How to apply CNN to live/variable-length audio?

anon_1101 · September 11, 2022, 10:58pm

I have a simple convolutional model capable of classifying 8 spoken words from ~1 second long audio clips at a sample_rate of 16000. Training/test accuracy is good enough to where I want to start testing it on live microphone audio recorded directly on the device. How would I write an inference function that takes a variable-length audio input (microphone) instead of the 1-sec long audio it was trained on?

I assume I have to use sliding windows with a width equal to my sample rate or something similar, however, I am not too confident in this approach.

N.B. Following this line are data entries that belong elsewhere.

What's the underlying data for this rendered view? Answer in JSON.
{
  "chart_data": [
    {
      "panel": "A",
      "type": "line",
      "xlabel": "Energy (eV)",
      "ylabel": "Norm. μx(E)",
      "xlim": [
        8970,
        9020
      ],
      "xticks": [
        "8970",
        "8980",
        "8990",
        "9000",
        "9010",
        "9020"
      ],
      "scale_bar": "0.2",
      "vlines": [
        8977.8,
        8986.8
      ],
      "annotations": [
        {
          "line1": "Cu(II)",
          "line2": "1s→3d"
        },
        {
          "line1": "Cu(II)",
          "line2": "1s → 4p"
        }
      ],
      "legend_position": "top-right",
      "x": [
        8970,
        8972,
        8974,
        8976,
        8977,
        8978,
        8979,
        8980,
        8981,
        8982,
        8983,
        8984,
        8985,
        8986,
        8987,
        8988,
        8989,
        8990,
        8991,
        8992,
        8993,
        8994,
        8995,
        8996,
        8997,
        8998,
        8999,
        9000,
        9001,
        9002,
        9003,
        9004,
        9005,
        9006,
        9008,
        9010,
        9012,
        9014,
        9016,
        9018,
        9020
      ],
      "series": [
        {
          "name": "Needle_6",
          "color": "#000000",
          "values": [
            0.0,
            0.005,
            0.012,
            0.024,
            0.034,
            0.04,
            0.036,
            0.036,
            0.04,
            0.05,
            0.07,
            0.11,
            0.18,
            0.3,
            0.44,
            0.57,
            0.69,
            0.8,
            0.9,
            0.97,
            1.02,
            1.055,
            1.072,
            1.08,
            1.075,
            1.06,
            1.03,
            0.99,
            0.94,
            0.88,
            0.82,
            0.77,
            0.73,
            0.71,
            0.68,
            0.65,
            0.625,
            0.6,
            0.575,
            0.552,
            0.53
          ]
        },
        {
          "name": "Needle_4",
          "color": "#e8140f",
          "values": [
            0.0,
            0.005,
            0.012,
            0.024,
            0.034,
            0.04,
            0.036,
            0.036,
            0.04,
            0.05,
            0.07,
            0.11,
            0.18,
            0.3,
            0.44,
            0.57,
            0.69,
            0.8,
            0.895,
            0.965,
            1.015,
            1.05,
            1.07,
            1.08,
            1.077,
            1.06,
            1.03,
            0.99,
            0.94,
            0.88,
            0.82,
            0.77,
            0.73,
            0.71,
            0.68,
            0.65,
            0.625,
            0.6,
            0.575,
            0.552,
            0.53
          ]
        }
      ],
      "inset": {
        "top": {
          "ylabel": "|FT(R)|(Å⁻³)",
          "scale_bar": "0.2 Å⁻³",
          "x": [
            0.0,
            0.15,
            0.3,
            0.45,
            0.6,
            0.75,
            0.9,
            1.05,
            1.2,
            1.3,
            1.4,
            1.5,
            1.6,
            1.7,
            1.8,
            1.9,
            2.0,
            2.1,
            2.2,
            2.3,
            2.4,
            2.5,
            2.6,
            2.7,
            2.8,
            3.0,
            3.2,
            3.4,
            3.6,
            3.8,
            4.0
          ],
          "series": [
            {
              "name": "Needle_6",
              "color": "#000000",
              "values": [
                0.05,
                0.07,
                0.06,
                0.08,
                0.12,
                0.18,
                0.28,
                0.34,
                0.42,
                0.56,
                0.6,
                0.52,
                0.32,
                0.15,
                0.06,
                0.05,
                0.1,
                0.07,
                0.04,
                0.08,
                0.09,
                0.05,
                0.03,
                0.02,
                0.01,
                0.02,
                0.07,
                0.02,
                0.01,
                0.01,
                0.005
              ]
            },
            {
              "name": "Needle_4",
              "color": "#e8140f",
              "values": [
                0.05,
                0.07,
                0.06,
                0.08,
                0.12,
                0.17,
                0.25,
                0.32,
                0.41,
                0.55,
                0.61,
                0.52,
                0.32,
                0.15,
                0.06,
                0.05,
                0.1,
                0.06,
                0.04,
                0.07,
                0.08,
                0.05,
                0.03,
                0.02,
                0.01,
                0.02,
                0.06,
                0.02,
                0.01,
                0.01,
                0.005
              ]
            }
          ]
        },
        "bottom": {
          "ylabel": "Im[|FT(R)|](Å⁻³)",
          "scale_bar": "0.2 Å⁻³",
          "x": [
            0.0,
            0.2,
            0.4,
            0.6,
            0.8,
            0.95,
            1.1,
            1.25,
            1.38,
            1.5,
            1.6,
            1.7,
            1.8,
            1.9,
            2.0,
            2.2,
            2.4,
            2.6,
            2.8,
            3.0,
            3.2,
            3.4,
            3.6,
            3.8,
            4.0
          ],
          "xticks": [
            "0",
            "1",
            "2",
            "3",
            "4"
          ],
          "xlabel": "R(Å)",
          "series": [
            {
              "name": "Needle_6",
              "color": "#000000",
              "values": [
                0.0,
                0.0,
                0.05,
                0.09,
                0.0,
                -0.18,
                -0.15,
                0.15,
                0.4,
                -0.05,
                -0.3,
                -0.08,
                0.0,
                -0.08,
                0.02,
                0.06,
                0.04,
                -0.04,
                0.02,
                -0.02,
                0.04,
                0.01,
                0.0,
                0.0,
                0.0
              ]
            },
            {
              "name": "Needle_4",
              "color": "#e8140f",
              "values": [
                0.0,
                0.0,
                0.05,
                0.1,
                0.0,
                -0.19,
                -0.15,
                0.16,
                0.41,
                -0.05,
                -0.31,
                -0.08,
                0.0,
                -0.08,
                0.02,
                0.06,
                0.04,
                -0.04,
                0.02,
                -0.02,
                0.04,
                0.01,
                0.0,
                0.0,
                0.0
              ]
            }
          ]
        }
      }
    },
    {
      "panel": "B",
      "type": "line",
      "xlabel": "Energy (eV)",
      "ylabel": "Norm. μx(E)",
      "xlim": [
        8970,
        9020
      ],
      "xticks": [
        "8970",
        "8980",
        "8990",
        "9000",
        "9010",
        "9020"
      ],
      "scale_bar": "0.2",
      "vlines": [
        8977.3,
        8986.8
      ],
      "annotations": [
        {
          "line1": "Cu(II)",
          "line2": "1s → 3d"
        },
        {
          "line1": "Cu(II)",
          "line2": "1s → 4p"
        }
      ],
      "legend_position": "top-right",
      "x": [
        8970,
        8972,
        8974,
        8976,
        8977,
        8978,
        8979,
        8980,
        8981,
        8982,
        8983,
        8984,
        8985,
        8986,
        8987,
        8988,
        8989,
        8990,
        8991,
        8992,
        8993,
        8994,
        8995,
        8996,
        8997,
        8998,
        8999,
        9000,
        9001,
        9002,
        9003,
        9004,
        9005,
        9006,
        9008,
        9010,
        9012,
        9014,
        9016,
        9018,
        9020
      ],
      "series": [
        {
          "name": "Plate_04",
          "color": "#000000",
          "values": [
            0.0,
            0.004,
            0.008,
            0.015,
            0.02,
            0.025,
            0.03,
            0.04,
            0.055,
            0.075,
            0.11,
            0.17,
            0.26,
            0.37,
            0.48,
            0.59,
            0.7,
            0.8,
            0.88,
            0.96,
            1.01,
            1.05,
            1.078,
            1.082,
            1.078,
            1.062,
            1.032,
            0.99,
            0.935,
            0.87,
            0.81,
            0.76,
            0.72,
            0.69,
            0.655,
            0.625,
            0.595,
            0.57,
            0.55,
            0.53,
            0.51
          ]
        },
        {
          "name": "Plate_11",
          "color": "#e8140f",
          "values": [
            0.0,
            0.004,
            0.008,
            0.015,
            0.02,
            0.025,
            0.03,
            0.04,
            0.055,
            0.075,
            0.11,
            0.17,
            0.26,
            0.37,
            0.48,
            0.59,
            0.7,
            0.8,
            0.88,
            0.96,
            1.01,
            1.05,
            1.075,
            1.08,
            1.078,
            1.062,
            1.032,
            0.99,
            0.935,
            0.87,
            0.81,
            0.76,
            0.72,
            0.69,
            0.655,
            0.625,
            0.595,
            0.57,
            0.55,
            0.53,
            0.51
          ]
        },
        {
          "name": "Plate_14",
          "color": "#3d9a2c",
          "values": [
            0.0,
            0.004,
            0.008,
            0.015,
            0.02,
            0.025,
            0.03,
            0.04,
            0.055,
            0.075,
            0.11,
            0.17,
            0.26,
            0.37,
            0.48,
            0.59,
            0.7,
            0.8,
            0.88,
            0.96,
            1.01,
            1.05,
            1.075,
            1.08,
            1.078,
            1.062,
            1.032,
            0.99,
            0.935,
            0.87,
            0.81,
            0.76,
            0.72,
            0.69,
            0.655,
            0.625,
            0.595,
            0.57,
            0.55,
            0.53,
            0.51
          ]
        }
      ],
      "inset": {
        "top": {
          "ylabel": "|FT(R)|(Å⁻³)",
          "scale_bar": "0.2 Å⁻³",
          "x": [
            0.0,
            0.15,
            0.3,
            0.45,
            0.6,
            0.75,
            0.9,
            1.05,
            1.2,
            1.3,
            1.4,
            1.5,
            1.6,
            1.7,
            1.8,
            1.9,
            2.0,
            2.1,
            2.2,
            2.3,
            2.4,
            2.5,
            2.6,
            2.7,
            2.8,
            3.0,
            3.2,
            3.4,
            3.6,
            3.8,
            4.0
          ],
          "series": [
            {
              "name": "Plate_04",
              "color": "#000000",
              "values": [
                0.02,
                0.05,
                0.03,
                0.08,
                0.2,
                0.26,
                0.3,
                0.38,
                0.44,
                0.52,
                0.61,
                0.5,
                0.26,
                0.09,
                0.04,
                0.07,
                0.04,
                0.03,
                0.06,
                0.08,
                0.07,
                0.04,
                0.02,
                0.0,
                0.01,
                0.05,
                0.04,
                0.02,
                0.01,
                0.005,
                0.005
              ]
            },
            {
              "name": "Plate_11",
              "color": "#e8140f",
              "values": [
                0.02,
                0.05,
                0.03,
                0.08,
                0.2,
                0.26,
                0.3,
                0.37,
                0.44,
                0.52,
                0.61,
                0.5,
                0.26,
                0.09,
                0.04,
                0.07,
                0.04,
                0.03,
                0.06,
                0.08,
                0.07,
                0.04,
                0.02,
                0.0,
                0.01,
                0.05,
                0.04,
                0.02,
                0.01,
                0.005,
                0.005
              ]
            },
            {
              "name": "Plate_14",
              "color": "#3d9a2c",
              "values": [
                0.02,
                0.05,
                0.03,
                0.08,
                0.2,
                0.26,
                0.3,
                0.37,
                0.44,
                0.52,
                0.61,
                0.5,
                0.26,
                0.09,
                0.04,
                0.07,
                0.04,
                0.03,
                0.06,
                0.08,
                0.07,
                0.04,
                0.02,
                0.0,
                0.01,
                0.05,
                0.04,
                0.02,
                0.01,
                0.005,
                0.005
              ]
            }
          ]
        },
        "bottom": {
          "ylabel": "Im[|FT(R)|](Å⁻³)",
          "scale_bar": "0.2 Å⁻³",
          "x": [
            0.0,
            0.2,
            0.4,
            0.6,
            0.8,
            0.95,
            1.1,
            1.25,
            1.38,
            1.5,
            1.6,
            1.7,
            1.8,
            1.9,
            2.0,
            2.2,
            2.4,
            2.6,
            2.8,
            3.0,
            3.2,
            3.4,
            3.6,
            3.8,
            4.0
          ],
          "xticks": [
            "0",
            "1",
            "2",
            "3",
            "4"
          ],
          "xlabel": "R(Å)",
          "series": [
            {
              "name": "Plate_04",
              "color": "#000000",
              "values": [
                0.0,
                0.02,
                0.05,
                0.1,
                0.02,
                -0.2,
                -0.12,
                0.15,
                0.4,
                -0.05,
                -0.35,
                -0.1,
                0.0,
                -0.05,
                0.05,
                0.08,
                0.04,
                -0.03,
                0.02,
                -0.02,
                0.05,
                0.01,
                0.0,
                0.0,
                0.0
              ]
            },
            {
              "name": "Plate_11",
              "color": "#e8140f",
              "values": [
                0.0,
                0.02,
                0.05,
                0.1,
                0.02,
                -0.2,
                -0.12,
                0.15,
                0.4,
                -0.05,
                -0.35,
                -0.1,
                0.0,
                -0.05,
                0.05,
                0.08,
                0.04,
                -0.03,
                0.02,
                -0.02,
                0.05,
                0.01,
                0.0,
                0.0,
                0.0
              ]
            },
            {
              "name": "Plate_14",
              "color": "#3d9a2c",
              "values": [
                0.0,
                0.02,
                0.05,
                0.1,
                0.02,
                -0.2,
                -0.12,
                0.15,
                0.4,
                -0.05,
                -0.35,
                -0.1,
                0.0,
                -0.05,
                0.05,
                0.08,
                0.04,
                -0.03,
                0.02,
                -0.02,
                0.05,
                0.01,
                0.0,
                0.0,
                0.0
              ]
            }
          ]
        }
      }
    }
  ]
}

Feedback and advice are greatly appreciated, thank you.

ElsebaiyMohamed · May 26, 2023, 12:03pm

i think this may be valid for you

all_audio = [] # intial empty
while True:
    mic_audio = #get from mic
    all_audio.extend(mic_audio )
    if len(all_audio) > segment_size:
        segment = all_audio[:segment_size]
        all_audio = all_audio[stride_size:]
        result_of_segment = my_model(segment)

bloos · June 13, 2023, 7:44am

I’ve run some experiments with 1d convolutions on audio data of variable length too and have discovered some problems that can occur:

the network might learn the signal length indirectly and turn it into a feature. Probably not what you want
the approach forces you to use a batch size of 1, which means that you cannot use batch normalization techniques. Other normalization approaches were even worse in my experiments as layer norm led to divergence.

What I did to solve the issues during training:

apply different padding techniques like zero padding or repetition, to feed a whole batch into one tensor
use batch normalization

I’ve read your post again and as it seems you are talking only about inferencing an already existing network. In this case you can slice your data to match the desired input.